Di Indonesia, telah dilakukan beberapa kali pembaharuan kurikulum sekolah, yaitu tahun 1947, 1952, 1964, 1968, 1975, 1984, 1994, 2004, dan 2006. Muncul rasa penasaran, berapa sering kurikulum diubah, dan sampai tingkat mana tingkatan perubahan tersebut dilakukan.
Dalam kacamata analisisnya, Prof. Dr. Dedi Supriadi membedakan perubahan kurikulum dalam skala besar dan skala kecil.
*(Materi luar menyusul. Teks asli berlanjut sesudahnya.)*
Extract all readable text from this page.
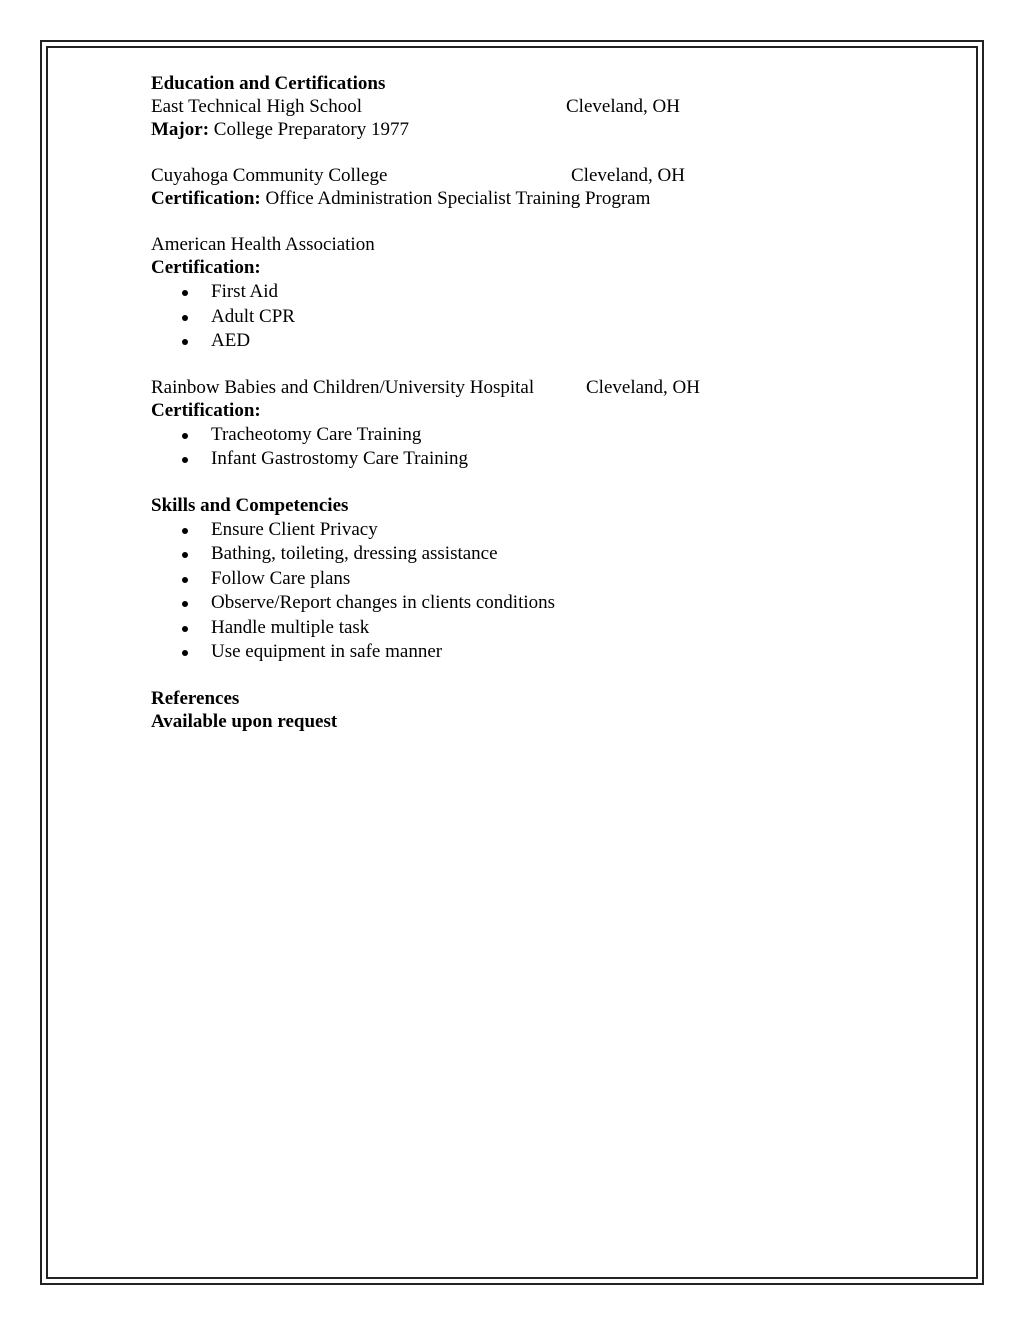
Education and Certifications
East Technical High School	Cleveland, OH
Major: College Preparatory 1977
Cuyahoga Community College	Cleveland, OH
Certification: Office Administration Specialist Training Program
American Health Association
Certification:
First Aid
Adult CPR
AED
Rainbow Babies and Children/University Hospital	Cleveland, OH
Certification:
Tracheotomy Care Training
Infant Gastrostomy Care Training
Skills and Competencies
Ensure Client Privacy
Bathing, toileting, dressing assistance
Follow Care plans
Observe/Report changes in clients conditions
Handle multiple task
Use equipment in safe manner
References
Available upon request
Menurut beliau, perubahan kurikulum dari tahun 1975 sampai 2004 merupakan perubahan kurikulum dalam skala besar dengan mengubah struktur dan materi kurikulum.
Perubahan tersebut membawa serta perubahan pada berbagai aspek dan dimensi pendidikan, seperti guru, sarana penunjang khususnya buku-buku teks, kegiatan belajar-mengajar, evaluasi, dan peserta didik beserta orangtuanya. Hampir dapat dipastikan, perubahan yang bersifat komprehensif dan berskala besar cenderung mengubah arah dan orientasi praktik pendidikan di semua tingkatan, khususnya di tingkat sekolah.
Sayangnya, perubahan kurikulum dalam skala kecil belum dilakukan. Perubahan pada skala mikro lebih mengandalkan pada pengalaman para guru dan praktisi pendidikan dalam menerapkan kurikulum.
Sambil kurikulum berjalan sambil terus diperbaiki. Dampak yang diharapkan lebih bersifat inkremental dan gradual, tidak bersifat menyeluruh dan mendadak.
Guru punya ruang kreativitas yang cukup leluasa untuk mengeksplorasi penerapan kurikulum pada lokasi serta konteks sekolah yang berbeda-beda. Tapi ya itu tadi, Prof. Dedi menyebut pemerintah kita dalam kurun waktu perubahan kurikulum 1975 sampai 2004 amat mudah tergoda untuk mengubah dan memperbaharui kurikulum dalam skala luas (mengubah mata pelajaran sekaligus struktur isinya), dengan kurang memperhitungkan apa akibat serta dampaknya bagi peserta didik, sekolah, dan masyarakat.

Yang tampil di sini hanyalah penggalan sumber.